Even Wall Street seems to be in agreement with them, with analysts predicting that revenues for Cronos Group, Canopy Growth, Aurora Cannabis, and Tilray will grow by a whopping 304% in 2018, and by an even higher 389% in 2019.
Coca-Cola is eyeing the marijuana market, bad news for start-ups
However, big players are eyeing the marijuana market.
The biggest head-turner is Coca-Cola which, last week, was reportedly in talks with Aurora Cannabis for developing marijuana-laced drinks.
The news saw Aurora's stocks jump 41%, but it's likely that the majority of the benefits of the deal, should it be penned, would accrue to Coca-Cola.
Coke could also pull out, and opt for in-house development.
Mega breweries are also looking to get high
Coke isn't the only behemoth looking to get high.
Last month, Corona beer owner Constellation Brands announced a whopping $4bn investment in Canopy Growth, taking its share in the start-up to 38%.
Other mega breweries like Diageo Plc and Molson Coors are in talks with, or have already partnered with some pot start-ups.
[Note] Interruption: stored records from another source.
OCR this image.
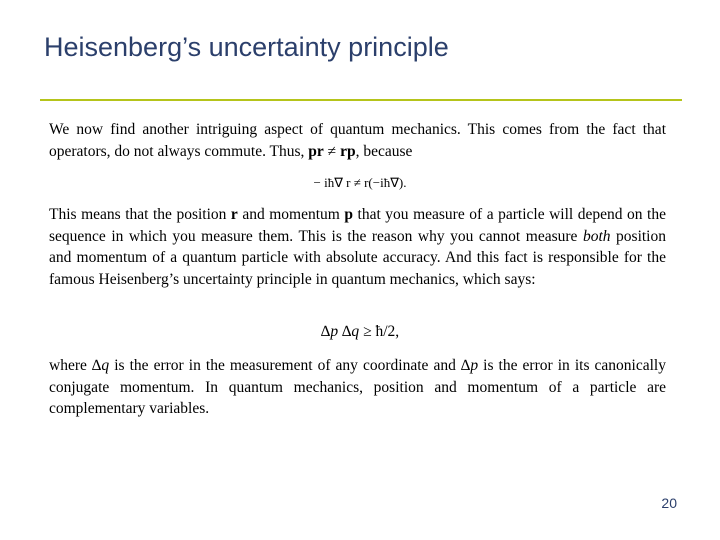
Heisenberg’s uncertainty principle

We now find another intriguing aspect of quantum mechanics. This comes from the fact that operators, do not always commute. Thus, pr ≠ rp, because

− iħ∇ r ≠ r(−iħ∇).

This means that the position r and momentum p that you measure of a particle will depend on the sequence in which you measure them. This is the reason why you cannot measure both position and momentum of a quantum particle with absolute accuracy. And this fact is responsible for the famous Heisenberg’s uncertainty principle in quantum mechanics, which says:

∆p ∆q ≥ ħ/2,

where ∆q is the error in the measurement of any coordinate and ∆p is the error in its canonically conjugate momentum. In quantum mechanics, position and momentum of a particle are complementary variables.

20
It's only a matter of time till they start absorbing start-ups.
From cigarettes to joints
It's also likely that big tobacco companies will want a puff.
While cigarettes are unlikely to go out of fashion anytime soon, smoking prevalence rates are dropping in the US, and big tobacco companies like the Altria Group and Reynolds American might be tempted to dip their hands into the pot cookie jar.
After all, the pot market is expected to be worth billions.
Sharing might be caring, but big companies might not care
While pot start-ups are enjoying all the fame right now, the potential of entry several big players could cut their joy short.
Be it big breweries, big tobacco, or Coke, all these companies have massive capital, extensive distribution networks, and more-than-requisite experience in the intoxicants/addictive substances space.
With the marijuana market promising a fortune, it's unlikely that they'll want to share the cake.